Vincent and Anne Gribbin’s five-year-old daughter, Aoife, has Angelman Syndrome. Next month the Blacks Road couple will be holding a fundraising night in the Kings Head with the money raised going to the charity Angelman Syndrome Ireland for treatment for the disorder here.

“Over the last few years there have been a few different breakthroughs in Angelman Syndrome,” said Vincent.

“One of the worrying aspects of Angelmans is seizure activity which is quite complex. Sometimes the seizures can be so bad that they are life-threatening.

“There is a big issue about being able to talk as most children never talk and if they do they only have about ten to 12 words but if they then learn a new word one of the words that they already have drops off.

“Aoife, who is six on Saturday, still can’t walk but is coming on and hopefully over the next number of months will be able to walk, albeit aided, but she’ll be able to get up and about.

“Children with Angelman’s also have sleep problems and it’s very difficult to get them to sleep through the night.”

Vincent said trials on people with the disorder are about to start in the US. If that proves successful then Ireland is next.

Anne, who is also running the Belfast Marathon next week as part of the fundraising drive, said: “Because there are so few people with Angelman Syndrome it is difficult to get funding and it is really up to the families themselves to raise money for the treatment.

“There are somewhere between 250 and 350 people in Ireland with Angelmans. One-in-15,000 have the condition.”

Vincent and Anne are hopeful that the new treatment will benefit Aoife, but at this early stage they don’t want to get their hopes up.

“The hope is that this will bring some of the cognition back,” said Vincent. “In the mouse model that they tried the treatment on it brought them on very quickly developmentally and it lessened the seizure activity and it seems to have been a real wonder drug. Obviously we’re downplaying that it’s going to be a wonder drug with Aoife.”

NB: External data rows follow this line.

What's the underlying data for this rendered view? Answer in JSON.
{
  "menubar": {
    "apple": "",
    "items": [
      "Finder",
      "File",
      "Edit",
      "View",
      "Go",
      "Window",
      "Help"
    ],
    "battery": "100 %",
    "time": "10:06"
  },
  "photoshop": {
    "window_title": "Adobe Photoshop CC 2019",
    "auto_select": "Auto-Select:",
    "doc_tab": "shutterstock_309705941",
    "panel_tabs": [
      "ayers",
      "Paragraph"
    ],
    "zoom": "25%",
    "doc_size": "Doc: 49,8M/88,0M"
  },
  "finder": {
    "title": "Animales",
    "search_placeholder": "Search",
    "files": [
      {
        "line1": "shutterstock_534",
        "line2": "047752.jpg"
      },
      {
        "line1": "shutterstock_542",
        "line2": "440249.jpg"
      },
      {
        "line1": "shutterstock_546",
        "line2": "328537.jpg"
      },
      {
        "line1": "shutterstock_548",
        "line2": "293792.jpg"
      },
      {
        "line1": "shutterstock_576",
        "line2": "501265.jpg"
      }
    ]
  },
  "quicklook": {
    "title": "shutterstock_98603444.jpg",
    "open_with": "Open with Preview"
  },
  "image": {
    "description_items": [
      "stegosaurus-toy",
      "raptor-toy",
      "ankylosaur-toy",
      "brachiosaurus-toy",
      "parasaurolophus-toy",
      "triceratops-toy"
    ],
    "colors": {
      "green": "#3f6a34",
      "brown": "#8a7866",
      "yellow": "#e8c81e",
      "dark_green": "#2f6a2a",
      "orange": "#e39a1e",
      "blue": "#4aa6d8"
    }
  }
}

The fundraising drive that the family are currently embarking on is to help set up the structures in Ireland for when  the drug does become  available.

“That’s why we want to invite as many people as possible to the fundraiser in the Kings Head on May 25,” said Anne. “I also want to thank my neighbours on the Blacks Road whose doors I’ve knocked and who have agreed to sponsor me in the marathon.

“I’m also grateful for Williamson’s Chemist at Finaghy Crossroads and Hairloom hairdressers on the Whiterock who have also been good enough to sell ballots for a hamper. All the money is going to Angelman Syndrome Ireland for children and adults like Aoife.”

 

n A quiz and eighties disco will take place in the Kings Head on Friday, May 25, doors open at 8pm, entrance £5. You can sponsor Anne for the marathon at www.idonate.ie – go to the Find A Fundraiser box on the home page and key in Anne Gribbin.